Her aesthetic is often described as maximalist and narrative-driven: shows are staged in settings such as strip clubs, decaying mansions and churches, with garments that layer historical references from Tudor and Victorian dress to 1970s glam rock and 1990s clubwear. Casting frequently includes musicians, activists and non-professional models, reflecting her interest in building a “universe” or “Dilaraverse” around the brand.

Fındıkoğlu has cited filmmaker Alejandro Jodorowsky, metaphysical writer René Guénon, Dame Vivienne Westwood and the band Black Sabbath among her influences. She has also emphasised the feminist dimension of her work, describing her clothes as a way to address how women's bodies have been controlled, judged and fetishised in different societies.

== Controversies ==
=== Allegations about treatment of interns and staff ===
In November 2023, an article in the Italian fashion magazine nss discussed a TikTok video posted by London-based designer Karina Bond, who described what she said was an unpaid internship at a "well-known brand" where she claimed she was asked to sew dozens of garment labels, work until 3 a.m. and was discouraged from taking a break to eat. According to the article, after viewers speculated about which label she was referring to, Bond stated in the comment section that the brand was Fındıkoğlu's eponymous label; she also mentioned having heard other rumours about harsh treatment of interns at the company. The piece presented Bond’s account in the wider context of discussions about burnout and working culture in the fashion industry, and it did not report any legal proceedings related to her allegations. In September 2025 several Turkish media outlets reported further allegations about working conditions at Fındıkoğlu's studio, based on comments left under a TikTok video by a person identifying herself as a former employee. According to these reports, the commenter claimed that staff were expected to work very long days with limited breaks and that some employees had been mocked about their appearance. The same coverage noted that Fındıkoğlu had not issued any public response to these specific claims and that the allegations could not be independently verified.

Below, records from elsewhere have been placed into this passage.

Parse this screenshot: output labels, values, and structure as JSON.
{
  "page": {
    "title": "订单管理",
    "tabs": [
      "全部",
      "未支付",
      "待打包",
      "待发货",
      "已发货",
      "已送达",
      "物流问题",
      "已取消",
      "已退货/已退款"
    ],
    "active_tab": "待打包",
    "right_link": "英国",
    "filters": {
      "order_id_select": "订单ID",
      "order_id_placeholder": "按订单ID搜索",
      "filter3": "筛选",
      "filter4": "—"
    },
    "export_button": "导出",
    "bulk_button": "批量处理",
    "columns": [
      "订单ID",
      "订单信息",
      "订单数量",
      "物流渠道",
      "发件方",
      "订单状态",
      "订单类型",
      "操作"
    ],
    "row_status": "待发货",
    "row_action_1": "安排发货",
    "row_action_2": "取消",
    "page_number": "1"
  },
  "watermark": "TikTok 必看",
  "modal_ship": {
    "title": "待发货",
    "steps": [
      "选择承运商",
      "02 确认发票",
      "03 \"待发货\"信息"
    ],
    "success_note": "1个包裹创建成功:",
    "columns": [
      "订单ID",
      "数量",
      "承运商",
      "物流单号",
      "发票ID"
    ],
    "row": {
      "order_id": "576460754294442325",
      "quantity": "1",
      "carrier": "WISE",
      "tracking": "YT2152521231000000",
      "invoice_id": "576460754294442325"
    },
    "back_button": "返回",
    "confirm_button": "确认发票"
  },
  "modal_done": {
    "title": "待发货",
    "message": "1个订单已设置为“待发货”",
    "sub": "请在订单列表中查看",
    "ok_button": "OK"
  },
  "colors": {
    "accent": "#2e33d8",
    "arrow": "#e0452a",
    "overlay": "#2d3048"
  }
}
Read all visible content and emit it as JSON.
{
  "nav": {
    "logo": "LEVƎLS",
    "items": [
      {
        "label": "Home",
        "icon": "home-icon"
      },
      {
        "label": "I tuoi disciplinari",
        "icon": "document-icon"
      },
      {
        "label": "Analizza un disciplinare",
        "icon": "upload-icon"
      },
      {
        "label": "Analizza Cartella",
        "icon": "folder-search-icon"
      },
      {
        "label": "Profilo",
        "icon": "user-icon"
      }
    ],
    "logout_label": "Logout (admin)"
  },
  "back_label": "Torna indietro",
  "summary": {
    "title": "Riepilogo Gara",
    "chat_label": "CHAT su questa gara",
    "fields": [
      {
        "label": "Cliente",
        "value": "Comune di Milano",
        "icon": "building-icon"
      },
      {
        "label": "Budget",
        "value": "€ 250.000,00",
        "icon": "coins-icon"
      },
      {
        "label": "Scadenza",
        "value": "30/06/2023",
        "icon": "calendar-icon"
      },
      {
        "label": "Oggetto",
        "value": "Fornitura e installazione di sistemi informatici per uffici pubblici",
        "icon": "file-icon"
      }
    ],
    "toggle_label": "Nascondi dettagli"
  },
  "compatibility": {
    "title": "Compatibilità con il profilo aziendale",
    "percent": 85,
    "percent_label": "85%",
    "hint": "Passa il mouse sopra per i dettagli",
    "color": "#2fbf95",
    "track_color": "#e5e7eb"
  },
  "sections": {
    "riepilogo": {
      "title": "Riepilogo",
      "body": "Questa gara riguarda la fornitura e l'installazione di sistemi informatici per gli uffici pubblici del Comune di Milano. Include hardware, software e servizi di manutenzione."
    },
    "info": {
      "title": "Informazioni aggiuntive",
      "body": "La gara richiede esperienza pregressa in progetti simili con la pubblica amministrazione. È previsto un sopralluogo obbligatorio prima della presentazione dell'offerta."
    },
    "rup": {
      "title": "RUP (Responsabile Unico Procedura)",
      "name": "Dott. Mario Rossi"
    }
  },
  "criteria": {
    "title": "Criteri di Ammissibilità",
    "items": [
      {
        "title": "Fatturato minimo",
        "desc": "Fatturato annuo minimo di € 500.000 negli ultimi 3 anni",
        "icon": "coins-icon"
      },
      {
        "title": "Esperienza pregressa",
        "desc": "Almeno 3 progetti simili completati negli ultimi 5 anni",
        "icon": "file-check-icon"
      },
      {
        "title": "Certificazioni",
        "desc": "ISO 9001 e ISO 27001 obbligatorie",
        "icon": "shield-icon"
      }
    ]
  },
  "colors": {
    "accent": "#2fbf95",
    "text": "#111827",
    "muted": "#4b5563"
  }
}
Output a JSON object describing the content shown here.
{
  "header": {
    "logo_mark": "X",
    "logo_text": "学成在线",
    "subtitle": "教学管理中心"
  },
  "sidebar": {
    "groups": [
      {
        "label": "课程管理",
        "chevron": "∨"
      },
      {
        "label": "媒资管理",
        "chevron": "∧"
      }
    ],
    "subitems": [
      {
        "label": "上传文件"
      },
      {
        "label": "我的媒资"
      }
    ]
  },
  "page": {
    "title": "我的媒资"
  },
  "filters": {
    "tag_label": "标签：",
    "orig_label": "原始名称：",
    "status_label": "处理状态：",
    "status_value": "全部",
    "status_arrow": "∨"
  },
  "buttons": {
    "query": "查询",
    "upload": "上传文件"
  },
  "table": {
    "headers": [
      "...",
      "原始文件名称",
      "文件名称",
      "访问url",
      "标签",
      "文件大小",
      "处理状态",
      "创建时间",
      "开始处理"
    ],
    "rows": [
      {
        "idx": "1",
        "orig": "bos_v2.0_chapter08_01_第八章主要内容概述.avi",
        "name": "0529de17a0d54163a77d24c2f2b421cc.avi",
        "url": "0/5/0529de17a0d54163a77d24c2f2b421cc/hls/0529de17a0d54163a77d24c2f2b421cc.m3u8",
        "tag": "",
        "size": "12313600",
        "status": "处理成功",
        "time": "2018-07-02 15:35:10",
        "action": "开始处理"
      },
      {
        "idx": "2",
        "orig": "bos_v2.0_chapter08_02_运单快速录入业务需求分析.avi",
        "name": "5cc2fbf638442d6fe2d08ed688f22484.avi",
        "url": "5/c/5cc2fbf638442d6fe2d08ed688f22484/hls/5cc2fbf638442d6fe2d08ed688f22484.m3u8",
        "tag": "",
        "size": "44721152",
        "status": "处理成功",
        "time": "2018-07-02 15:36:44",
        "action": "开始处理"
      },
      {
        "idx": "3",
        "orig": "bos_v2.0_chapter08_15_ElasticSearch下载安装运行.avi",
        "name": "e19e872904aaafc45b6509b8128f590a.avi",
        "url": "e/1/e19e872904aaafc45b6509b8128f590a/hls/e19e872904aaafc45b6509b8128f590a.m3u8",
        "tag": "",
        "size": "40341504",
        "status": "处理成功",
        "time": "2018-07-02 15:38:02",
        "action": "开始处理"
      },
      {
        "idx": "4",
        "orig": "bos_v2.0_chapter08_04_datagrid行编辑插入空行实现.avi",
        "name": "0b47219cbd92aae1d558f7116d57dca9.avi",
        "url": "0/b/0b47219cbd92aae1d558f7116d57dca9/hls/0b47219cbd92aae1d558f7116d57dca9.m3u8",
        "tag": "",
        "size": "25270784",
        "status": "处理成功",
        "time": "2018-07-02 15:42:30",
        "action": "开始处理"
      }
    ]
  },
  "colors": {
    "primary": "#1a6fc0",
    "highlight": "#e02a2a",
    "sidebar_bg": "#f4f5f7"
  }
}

=== Plagiarism allegations ===
In 2018 Spanish fashion student Saul Lopez publicly alleged that Fındıkoğlu had copied a design from his portfolio, which he said he had submitted when applying for an internship at her label. Lopez posted comparison images of his work and one of Fındıkoğlu's runway looks on social media, and several Turkish outlets reported on the allegation. Fındıkoğlu responded via an Instagram story quoted in Turkish media, arguing that her work should not be seen as plagiarism and that fashion designers often work within overlapping fields of reference and inspiration. Available coverage does not report any legal proceedings or formal findings regarding these plagiarism allegations.